わたし、まだ、何か忘れものがあるのかしら?
後ろを振り返ると…窪みがある
この窪みにはなにか、意味があるの?
もう一度、確認するために幻だとわかっている幼い姫ちゃんの方へと向き直すと、手を振りながら姫ちゃんが消えていく…
薄っすらと消えていく背中が見間違いだと思うのだけど、変な黒い翼が見えたような気がした、それも、鳥とかの翼ではなく、見慣れない翼のような物。
「白昼夢っていうのかしらね?それにしても、触れれそうな程に…ふふ、私も歳なのかしら?」
口ではお祖母ちゃんっと自称していても、見た目はまだまだ若い!知り合いの奥様達からも絶賛される美貌と若さを保っているのよ、そう言わんばかりに、左手を胸に添えもう片方の手はスカートを掴む様にし(スカートをはいていないけれど)社交界で若い子達がスカートを広げるように体を一回転させ綺麗に優雅に、雅に!止まる。

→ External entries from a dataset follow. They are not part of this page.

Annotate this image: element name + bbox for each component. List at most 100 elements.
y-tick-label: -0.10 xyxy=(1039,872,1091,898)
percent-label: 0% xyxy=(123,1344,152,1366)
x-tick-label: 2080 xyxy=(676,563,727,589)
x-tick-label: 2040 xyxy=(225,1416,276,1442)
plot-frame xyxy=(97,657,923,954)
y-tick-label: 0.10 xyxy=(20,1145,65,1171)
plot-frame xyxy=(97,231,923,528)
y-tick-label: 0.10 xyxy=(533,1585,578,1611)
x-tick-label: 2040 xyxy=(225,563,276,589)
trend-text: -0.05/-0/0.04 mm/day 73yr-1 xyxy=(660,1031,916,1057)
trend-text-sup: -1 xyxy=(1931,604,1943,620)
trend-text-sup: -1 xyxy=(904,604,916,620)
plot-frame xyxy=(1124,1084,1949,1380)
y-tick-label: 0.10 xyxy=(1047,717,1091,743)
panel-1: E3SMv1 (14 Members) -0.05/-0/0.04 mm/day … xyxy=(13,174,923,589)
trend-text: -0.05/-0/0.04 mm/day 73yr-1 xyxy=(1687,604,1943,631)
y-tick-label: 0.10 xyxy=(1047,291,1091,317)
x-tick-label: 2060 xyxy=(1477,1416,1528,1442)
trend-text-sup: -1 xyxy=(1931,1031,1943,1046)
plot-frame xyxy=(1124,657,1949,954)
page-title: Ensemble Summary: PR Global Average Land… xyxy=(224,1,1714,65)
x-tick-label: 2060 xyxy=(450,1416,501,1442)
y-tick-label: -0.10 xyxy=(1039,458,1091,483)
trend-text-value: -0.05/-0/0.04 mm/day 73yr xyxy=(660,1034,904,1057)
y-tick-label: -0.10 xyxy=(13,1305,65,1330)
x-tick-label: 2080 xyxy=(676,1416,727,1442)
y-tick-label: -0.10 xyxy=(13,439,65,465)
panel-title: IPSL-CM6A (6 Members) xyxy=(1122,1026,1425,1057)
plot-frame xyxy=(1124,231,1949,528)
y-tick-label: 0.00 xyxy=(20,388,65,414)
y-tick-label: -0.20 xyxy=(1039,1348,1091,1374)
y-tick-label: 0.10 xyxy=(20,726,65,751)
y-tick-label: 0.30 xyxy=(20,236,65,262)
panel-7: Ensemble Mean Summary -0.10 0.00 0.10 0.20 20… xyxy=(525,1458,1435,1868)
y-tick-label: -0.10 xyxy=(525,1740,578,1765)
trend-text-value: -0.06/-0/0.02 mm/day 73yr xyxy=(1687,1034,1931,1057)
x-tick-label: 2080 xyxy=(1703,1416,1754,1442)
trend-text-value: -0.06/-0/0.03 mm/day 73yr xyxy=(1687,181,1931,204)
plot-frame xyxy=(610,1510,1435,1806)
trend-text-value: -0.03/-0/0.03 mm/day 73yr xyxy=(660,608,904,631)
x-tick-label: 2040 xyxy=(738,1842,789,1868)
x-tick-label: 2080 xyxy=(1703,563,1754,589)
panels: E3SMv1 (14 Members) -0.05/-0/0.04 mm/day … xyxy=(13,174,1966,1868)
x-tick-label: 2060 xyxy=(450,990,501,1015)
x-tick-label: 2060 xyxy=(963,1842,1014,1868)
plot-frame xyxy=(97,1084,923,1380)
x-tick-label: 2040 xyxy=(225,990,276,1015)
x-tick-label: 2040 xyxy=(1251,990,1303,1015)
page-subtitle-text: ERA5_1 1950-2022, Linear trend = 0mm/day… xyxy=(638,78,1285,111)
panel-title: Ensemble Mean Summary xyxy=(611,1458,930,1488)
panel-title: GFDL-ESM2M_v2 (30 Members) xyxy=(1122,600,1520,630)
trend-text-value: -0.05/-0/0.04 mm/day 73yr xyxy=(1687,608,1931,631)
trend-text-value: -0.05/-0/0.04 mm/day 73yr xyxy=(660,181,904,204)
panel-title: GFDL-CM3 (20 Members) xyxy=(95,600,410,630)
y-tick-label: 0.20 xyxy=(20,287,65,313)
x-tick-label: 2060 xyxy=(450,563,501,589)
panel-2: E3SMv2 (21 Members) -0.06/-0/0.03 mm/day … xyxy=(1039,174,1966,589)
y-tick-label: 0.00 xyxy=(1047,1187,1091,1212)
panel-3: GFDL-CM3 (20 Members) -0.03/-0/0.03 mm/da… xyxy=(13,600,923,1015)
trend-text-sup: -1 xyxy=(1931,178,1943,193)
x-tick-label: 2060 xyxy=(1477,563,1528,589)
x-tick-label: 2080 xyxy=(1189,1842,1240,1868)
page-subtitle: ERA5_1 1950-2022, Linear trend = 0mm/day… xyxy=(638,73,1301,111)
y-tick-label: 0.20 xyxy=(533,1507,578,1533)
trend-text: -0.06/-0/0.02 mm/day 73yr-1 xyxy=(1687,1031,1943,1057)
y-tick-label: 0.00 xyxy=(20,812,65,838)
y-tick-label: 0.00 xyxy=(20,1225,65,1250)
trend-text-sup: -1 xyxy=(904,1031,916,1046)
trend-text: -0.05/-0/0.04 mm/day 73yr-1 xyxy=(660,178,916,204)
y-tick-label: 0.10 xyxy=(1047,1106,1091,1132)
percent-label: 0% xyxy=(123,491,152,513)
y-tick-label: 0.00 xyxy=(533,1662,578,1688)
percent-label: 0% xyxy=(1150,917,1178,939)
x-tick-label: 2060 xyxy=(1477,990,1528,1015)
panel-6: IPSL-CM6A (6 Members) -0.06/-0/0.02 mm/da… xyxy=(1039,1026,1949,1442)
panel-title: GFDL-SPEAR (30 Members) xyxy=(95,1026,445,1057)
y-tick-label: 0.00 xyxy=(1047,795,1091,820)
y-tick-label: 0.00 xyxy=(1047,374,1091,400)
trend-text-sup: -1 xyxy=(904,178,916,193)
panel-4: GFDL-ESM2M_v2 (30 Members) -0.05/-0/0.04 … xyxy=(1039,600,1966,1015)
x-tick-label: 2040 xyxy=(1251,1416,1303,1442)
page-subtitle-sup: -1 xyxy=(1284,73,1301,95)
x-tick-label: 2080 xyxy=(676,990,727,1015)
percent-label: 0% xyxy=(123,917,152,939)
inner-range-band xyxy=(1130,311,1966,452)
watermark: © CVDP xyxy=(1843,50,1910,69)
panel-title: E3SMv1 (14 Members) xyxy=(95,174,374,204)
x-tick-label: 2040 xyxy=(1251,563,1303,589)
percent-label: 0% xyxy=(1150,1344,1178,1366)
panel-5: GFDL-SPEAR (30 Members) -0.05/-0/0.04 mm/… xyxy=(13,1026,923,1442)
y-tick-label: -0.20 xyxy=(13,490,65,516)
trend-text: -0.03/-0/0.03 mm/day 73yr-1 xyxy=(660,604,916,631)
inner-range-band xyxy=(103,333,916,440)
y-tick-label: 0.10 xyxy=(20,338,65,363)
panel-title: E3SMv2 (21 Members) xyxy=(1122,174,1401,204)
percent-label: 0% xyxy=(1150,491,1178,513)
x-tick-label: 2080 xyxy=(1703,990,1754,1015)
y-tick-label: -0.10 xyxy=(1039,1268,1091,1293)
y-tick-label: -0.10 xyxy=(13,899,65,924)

偶然か必然なのか、運命だというのか、一回転ターンをした目の前に、先ほどの窪みがある、ここまで御膳立てされてしまってはついつい、手を伸ばし触れてしまいたくなる好奇心、窪みへと指先を伸ばし触れ
「私はまだまだ若いでしょ?」
華麗なターンを見ていた窪みに自慢げに語ってみると
指先の近くからかこんっと音が聞こえてきて慌てて窪みから指を離してしまう。
唐突な何かの音によって全身の血の気が引いていくのを感じ小さな立ち眩みがしてしまう。
「ぇ?私、何かしちゃったかしら?」
血の気が引くのも致し方ない、ここはあの子の部屋!
きっと何かの仕掛けがあの窪みに施されていたのか、近くで小さく何かが動く音が聞こえる。
耳を澄ませてみると、小さな物音が壁側から聞こえてくるのが分かる。
小さな音に何が起きるのか身構えているけれど、何か身の危険を感じるような感覚はない、罠の類では無さそう。
警戒して上を見ても何かが落ちてきそうな、天井から物が落ちてくる様子も無ければ、前の壁から勢いよく矢が飛び出てくると言った殺意の高い罠では、なさそうね。
咄嗟に出てきた罠かもしれないっという、自分の考えに笑ってしまう。
あの子が誰かを傷つけるような罠をクローゼットに設置するわけないわね、あるとしたら水をかけられたりする程度よね。
そもそもよ、あの子は部屋の鍵をかけない!その心情が見られたら困るモノはあるとしても、見られたら見られたらで別にいいって考えなのよね~、なので、この窪みが罠である可能性は低いってことよ。